Not to rehash, but you know the argument that this amendment was somehow intended to secure the right to bear arms only in the context of a well regulated Militia, which is almost always considered to be a State-organized institution.
Therefore, the right to bear arms is not about my personal right to own any firearm of my choice to protect myself, or--if necessary--shoot at tax collectors or British regulars.
But here's the problem for that interpretation: The Militia being referred to in the first clause of the sentence was a creation of the People, not the State. The Militias that took part in the running battle between Lexington and Concord in April 1775 had, for the most part, actually been organized in defiance of the British colonial government. They elected their own officers. [And in the intellectual/historical world of the Framers it is important to recall that these Militias pre-dated the existence of the United States government.]
That term regulated is primarily synonymous in eighteenth century usage with the modern term organized, rather than suggesting government supervision.
The phrase being necessary to the security of a free State is too often interpreted as being synonymous with something like being necessary to the defense of a free State. This is not, in late eighteenth-century parlance, what that was intended to mean. It would have struck veterans of the American Revolution as something closer to being necessary to the defense of our freedoms within the State. Even during the eighteenth century (perhaps especially then), the Framers would have understood that individuals--even if armed--could hardly counter-balanced despotic power.
Armed individuals self-organized into Militias could. The lesson most American historians choose to learn from the Revolution, at least in terms of military history, was that citizen-soldiers could fight off professionals under the right conditions. [See Henry W. Halleck, Elements of Military Art and Sceince, for a nineteenth-century example by a professional military historian.]
But citizens could not organize into Militias if the government had the power to seize their weapons as individuals.
Thus, the Second Amendment actually consists of two parts: a philosophical statement about the maintenance of freedom in the State, and a legal injunction.
A well-organized Militia being necessary to the defense of our freedoms within the State, the right of the people to keep and bear arms shall not be infringed.
What's interesting is that from the Whiskey Rebellion through the Civil War and forward into the middle Twentieth Century no serious effort--intellectual, philosophical, or legal--was made to use the Militia phrase as a reason to convert the 2nd Amendment from an individual right to a group right.
I have not loaded this post down with links and references because I'm sitting in a hotel far from the reference works of my library. However, feel free to post any material from sources contemporary to the period that would dispute this reading.

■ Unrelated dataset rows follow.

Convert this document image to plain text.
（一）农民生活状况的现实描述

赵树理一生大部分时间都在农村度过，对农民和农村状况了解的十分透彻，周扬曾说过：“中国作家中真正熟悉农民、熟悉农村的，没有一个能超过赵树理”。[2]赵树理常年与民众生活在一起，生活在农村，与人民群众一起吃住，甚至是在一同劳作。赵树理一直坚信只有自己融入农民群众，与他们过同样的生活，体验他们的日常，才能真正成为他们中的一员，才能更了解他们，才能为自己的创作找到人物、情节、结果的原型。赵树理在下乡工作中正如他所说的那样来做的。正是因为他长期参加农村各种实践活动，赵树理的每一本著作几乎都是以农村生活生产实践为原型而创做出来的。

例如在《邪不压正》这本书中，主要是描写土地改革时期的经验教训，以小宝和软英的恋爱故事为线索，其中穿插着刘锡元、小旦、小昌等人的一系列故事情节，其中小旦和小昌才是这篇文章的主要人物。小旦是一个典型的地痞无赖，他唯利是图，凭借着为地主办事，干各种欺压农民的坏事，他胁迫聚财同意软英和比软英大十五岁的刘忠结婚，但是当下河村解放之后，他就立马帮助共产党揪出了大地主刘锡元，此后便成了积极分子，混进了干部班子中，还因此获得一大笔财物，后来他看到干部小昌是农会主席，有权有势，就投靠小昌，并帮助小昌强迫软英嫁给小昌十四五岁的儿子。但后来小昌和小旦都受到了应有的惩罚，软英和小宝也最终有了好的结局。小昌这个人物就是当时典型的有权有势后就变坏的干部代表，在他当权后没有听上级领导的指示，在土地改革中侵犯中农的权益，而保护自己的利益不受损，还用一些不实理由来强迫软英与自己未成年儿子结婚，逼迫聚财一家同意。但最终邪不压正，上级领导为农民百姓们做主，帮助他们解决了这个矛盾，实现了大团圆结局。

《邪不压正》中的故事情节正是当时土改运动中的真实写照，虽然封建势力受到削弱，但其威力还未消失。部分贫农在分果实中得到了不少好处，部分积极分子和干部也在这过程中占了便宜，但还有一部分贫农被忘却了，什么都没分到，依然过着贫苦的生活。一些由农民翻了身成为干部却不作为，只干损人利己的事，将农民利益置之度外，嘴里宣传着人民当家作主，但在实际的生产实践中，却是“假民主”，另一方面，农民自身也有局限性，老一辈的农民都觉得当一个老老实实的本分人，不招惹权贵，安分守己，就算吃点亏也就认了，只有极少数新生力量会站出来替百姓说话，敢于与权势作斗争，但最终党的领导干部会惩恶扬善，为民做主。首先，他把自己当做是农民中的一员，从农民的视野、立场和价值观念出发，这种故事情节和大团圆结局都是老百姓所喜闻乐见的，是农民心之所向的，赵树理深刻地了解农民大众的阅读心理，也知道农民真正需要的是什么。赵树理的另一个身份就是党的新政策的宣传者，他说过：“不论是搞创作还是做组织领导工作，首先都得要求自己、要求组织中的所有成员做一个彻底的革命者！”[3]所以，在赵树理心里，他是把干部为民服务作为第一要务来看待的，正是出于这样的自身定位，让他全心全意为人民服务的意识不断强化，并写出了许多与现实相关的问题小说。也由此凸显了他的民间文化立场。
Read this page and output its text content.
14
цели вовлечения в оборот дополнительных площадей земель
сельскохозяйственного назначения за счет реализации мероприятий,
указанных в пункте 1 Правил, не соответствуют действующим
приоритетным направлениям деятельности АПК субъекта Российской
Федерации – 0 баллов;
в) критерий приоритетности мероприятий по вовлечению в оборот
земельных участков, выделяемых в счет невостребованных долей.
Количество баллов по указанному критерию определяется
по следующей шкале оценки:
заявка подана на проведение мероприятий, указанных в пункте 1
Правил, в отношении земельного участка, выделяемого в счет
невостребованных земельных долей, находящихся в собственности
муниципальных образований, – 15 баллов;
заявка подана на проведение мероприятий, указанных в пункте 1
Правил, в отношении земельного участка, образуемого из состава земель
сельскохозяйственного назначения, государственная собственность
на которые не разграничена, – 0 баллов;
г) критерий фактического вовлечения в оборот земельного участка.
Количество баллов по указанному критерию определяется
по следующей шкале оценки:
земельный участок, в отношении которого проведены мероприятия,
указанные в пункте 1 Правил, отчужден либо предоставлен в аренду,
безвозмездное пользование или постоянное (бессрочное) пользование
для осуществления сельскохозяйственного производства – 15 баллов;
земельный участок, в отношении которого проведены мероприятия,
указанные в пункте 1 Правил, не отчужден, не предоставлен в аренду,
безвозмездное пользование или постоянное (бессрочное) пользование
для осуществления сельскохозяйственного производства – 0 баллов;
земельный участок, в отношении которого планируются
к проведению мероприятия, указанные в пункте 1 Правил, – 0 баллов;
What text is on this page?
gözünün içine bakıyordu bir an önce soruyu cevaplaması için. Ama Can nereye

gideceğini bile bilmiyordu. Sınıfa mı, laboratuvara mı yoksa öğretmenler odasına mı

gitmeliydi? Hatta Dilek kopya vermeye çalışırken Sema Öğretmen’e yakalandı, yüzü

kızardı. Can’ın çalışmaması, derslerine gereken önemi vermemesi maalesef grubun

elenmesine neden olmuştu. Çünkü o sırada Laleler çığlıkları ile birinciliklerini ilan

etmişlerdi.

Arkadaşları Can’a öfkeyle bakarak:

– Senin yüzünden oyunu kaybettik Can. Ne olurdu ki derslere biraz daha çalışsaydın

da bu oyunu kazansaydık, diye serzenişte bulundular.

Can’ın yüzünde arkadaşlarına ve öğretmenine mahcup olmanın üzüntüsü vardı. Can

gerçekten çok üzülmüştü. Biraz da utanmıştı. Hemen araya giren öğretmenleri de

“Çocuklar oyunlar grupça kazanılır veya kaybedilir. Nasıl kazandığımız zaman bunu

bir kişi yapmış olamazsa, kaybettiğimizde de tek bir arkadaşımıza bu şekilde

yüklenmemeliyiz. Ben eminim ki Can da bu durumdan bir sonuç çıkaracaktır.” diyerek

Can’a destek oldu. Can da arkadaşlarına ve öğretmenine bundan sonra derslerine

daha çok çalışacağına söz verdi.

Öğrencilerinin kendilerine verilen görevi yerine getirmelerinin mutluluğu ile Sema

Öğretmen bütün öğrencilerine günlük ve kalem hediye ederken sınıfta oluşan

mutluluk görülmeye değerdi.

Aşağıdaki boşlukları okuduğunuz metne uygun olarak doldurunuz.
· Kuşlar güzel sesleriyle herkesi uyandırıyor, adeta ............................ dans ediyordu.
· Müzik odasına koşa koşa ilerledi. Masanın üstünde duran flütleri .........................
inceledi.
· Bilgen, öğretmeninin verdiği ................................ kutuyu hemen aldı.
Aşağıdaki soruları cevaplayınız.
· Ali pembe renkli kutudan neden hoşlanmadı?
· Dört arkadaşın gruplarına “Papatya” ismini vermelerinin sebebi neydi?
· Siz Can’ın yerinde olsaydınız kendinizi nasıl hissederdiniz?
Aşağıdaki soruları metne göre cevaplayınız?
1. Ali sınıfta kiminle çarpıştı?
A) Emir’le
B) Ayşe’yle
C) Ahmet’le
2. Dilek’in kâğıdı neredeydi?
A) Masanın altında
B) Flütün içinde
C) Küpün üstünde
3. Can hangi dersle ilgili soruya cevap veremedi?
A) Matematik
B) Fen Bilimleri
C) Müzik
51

There are--perhaps--good arguments for gun control (although I've yet to hear too many that actually represent well-considered public policy rather than fear and ignorance).
Even if you fervently believe that the right of individual American citizens to keep and bear arms should be infringed, you do not have the right to change the meaning and sense of the sentence in late 18th-Century terms to do so. Argue that times have changed. Argue that the Framers never expected automatic weapons.
But please don't give me the untenable line that the Framers of the Constitution and the Bill of Rights intended to protect gun ownership only in the context of a State-controlled military force.
Because that's just not true.
Comments
The criticism that the "people" are an unruly mob is an old aristocratic European criticism that we should not be resurrecting and repeating against ourselves. To the extent that the criticism is true, let's work to make it less true.